Anonymous No.106923470 [Report]
>>106923414
Nobody said it's mutually exclusive. Either way you're getting your ass fucked.
Anonymous No.106923614 [Report]
>>106920823 (OP)
They're both programming. There is one skill that C++ teaches you, but Rust doesn't require that skill. That skill is interfacing with an API that expects the caller to enforce its invariants.
Rust doesn't expect anything of you. Everything that you do is legal.

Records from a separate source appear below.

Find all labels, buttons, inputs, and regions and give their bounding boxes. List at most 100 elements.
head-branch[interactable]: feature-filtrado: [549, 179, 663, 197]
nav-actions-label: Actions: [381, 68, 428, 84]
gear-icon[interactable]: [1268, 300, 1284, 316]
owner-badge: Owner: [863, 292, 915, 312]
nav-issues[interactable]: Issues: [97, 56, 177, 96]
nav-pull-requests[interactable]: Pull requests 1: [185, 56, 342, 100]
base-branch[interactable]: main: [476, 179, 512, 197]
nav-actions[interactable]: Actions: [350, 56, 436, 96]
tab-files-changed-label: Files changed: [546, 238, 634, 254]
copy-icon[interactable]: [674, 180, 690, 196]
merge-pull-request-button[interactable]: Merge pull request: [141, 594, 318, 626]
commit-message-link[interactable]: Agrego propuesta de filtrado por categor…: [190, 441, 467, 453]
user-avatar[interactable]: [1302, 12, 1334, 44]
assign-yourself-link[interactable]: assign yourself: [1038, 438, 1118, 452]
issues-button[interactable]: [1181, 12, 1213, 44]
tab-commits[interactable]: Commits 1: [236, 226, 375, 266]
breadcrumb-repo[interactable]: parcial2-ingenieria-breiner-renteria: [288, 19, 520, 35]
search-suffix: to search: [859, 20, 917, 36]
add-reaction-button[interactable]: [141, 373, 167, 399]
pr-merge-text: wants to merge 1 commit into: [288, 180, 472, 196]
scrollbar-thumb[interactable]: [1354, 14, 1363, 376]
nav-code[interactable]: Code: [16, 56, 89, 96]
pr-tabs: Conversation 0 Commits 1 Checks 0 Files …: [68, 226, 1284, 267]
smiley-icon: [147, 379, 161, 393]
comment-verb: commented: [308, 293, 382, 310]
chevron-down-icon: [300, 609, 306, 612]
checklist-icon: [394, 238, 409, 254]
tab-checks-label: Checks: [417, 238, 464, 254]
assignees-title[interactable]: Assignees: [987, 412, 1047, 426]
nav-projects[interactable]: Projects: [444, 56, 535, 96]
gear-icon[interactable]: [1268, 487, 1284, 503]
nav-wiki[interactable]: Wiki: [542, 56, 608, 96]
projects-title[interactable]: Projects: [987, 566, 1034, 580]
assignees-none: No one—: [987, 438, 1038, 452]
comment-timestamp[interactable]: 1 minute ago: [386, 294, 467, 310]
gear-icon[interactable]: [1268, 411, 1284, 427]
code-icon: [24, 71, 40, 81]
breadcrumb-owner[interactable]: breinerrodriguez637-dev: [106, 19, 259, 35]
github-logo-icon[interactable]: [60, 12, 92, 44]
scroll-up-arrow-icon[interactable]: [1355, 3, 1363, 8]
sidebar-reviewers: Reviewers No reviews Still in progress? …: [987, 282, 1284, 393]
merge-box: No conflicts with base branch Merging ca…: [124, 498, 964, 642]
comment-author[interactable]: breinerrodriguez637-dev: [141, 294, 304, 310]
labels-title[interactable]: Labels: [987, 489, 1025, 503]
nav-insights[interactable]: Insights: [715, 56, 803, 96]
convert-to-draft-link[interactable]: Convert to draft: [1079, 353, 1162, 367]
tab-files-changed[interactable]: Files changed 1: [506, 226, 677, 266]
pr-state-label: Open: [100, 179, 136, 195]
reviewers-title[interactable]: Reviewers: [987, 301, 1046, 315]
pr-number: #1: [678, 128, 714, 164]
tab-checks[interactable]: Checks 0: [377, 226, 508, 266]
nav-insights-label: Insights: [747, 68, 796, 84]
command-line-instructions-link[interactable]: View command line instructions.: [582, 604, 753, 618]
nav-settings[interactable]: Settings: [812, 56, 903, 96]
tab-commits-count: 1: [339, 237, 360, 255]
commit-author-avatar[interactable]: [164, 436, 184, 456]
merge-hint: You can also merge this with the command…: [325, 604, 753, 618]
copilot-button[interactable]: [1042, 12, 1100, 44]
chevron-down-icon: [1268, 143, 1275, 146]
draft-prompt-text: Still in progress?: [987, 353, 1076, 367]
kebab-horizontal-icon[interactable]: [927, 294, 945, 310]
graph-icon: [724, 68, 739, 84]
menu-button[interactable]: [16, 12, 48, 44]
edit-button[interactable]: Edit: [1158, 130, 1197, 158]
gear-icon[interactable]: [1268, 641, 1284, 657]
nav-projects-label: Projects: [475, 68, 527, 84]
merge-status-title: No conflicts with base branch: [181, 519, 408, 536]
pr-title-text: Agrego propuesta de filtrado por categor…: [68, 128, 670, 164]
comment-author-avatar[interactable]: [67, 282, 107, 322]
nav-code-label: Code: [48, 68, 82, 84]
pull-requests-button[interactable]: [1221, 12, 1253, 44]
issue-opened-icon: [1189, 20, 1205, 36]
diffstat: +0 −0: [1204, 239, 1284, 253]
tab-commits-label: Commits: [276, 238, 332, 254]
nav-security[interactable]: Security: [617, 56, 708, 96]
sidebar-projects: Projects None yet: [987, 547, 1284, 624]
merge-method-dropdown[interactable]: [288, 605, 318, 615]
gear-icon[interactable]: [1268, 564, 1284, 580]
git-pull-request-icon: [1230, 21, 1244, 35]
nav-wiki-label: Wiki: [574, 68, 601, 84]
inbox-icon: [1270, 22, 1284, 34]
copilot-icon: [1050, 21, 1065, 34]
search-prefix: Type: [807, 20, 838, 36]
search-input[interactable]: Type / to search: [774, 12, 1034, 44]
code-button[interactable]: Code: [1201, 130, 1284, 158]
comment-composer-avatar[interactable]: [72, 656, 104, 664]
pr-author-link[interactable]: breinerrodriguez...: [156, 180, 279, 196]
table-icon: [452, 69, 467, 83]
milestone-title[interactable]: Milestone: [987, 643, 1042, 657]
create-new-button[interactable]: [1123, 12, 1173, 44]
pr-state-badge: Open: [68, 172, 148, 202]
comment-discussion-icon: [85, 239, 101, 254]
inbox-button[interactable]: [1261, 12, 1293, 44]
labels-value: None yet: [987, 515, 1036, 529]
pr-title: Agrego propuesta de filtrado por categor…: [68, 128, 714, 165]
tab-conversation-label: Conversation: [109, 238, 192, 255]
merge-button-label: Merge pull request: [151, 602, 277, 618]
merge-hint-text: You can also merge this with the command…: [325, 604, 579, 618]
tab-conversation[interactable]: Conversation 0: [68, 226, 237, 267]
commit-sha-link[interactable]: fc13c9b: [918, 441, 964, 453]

C++ does expect things from you. Don't read from uninitialised storage. Don't violate standard library parameter constraints. Don't use iterators after they have been invalidated. Don't create two references to the same storage location with incompatible types. Don't potentially execute a code path that does not cause forward progress. Don't let one thread store to a variable and another access it, unless both operations are atomic, or one access happen before the other (except in signal handlers where special behaviour applies). If you violate the protocol, you get your leg blown off.
[spoiler]Unless it's unsafe Rust, of course. Unsafe Rust does expect you to enforce its invariants. But if you learn unsafe Rust, you WILL get death threats on Reddit.[/spoiler]
Anonymous No.106923710 [Report]
>>106920823 (OP)
It might be useful to learn C before using Rust. There is no reason to learn C++.
Both languages use C as a base, but they differ in how they expand it. C++ inspired by Java went OOP route and Rust inspired by Ocaml went FP route.
Rust is a difficult language that has very steep learning curve. Having previous C and/or FP knowledge might ease the process, but it's also not unimaginable to start from Rust if you are smart enough. There surely is many resources to support you on your way.
Anonymous No.106923721 [Report]
>>106920823 (OP)
No, just learn Rust first. Learning anything else first will probably teach you bad habits for Rust which is why you see people complain about its difficulty.
Anonymous No.106923810 [Report] >>106924045
>>106921754
>cnile
>sexual fetish analogy
Every single time.
Anonymous No.106924045 [Report]
>>106923810
>Oh yes daddy cargo sama, I've been a BAD girl and wrote unsafe code, next time I'll do it daddy's way, please don't punish me hehe
Anonymous No.106925532 [Report]
>>106920823 (OP)
it is always easier to learn any language after learning another, whether you should depends on what you need the language for. This also applies to human language.
Anonymous No.106926776 [Report]
>>106920823 (OP)
Just start with Rust if that's what you want to learn. If it isn't it isn't.